To present a rare case of primary NPSLE with severe encephalitis and meningitis, highlighting its clinical features, management challenges, and outcomes. This case underscores the importance of early diagnosis and aggressive treatment of this condition.

Background:

Neuropsychiatric systemic lupus erythematosus (NPSLE) is a complication of SLE that affects the nervous system through inflammation or thrombosis (primary NPSLE) or due to immunosuppression or medication side effects (secondary NPSLE). Diagnostic findings include SLE diagnosis with symptoms including altered cognition, neuropsychiatric changes, or neuropathy, and supportive features such as a high SLE Disease Activity Index (SLEDAI) and presence of specific autoantibodies. Treatment involves immunosuppression with glucocorticoids, cyclophosphamide, or anti-B-cell therapy, with intravenous immunoglobulin or plasmapheresis in selected cases.
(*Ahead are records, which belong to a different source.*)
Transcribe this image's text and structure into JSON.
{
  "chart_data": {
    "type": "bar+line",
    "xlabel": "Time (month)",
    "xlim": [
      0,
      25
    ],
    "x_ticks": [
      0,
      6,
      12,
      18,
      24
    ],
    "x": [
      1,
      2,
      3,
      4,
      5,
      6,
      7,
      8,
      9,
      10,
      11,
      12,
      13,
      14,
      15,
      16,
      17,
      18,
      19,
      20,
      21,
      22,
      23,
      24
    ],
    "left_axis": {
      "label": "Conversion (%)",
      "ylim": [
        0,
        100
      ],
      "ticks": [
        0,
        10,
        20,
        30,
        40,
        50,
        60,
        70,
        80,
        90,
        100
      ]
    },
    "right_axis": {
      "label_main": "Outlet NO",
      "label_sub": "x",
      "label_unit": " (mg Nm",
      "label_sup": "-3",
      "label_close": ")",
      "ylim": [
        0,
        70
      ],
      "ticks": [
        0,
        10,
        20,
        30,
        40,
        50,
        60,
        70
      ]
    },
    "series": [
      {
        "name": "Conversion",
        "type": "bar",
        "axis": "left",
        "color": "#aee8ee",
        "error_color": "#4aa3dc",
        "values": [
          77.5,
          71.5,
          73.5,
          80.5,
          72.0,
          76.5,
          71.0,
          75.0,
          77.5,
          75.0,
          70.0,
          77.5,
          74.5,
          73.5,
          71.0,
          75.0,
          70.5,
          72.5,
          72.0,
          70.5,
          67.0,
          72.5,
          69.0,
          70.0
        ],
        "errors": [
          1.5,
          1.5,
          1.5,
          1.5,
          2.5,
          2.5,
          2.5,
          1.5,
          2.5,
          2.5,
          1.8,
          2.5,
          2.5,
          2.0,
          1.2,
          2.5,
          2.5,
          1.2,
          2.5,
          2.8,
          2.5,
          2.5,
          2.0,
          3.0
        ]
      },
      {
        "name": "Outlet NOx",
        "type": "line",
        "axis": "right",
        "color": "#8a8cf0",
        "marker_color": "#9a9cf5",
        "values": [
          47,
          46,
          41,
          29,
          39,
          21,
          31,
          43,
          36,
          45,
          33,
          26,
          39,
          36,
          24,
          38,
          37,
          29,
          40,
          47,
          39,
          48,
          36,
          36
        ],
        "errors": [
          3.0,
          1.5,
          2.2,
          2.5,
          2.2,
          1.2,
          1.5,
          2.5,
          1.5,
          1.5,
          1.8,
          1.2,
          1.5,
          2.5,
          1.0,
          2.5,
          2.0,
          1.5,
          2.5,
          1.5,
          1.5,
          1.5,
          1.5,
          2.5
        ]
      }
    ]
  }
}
This case highlights a noteworthy case of primary NPSLE's clinical features, management, and outcome.

Design/Methods:

NA

Results:

A 31-year-old female with systemic lupus erythematosus (SLE) presented with fulminant neuropsychiatric SLE (NPSLE), manifesting as encephalitis, meningitis, and confusion. After initial improvement with corticosteroids, she returned with worsening confusion and seizures. Lab results showed elevated lupus serologies, and cerebrospinal fluid (CSF) analysis revealed high protein levels and increased opening pressure. MRI showed bilateral frontal lobe infarcts, with overall evaluation consistent with NPSLE. She received cyclophosphamide, plasmapheresis, and steroids. Complications included cerebral edema, hemophagocytic lymphohistiocytosis (HLH), and candidemia. After intensive treatment, her condition improved, and she was discharged to rehab, showing further progress with outpatient care and rehabilitation.

Conclusions:

This case highlights the need for early recognition and aggressive treatment of NPSLE. Inadequate intervention led to disease progression, requiring cyclophosphamide, plasmapheresis, and high-dose steroids with complications including cerebral edema, HLH, and candidemia. The patient's recovery emphasizes the importance of intensive immunosuppression and early rehabilitation for better outcomes. Prompt diagnosis and aggressive management are crucial in severe NPSLE and recent advances in assessment and therapies may help facilitate this in the future.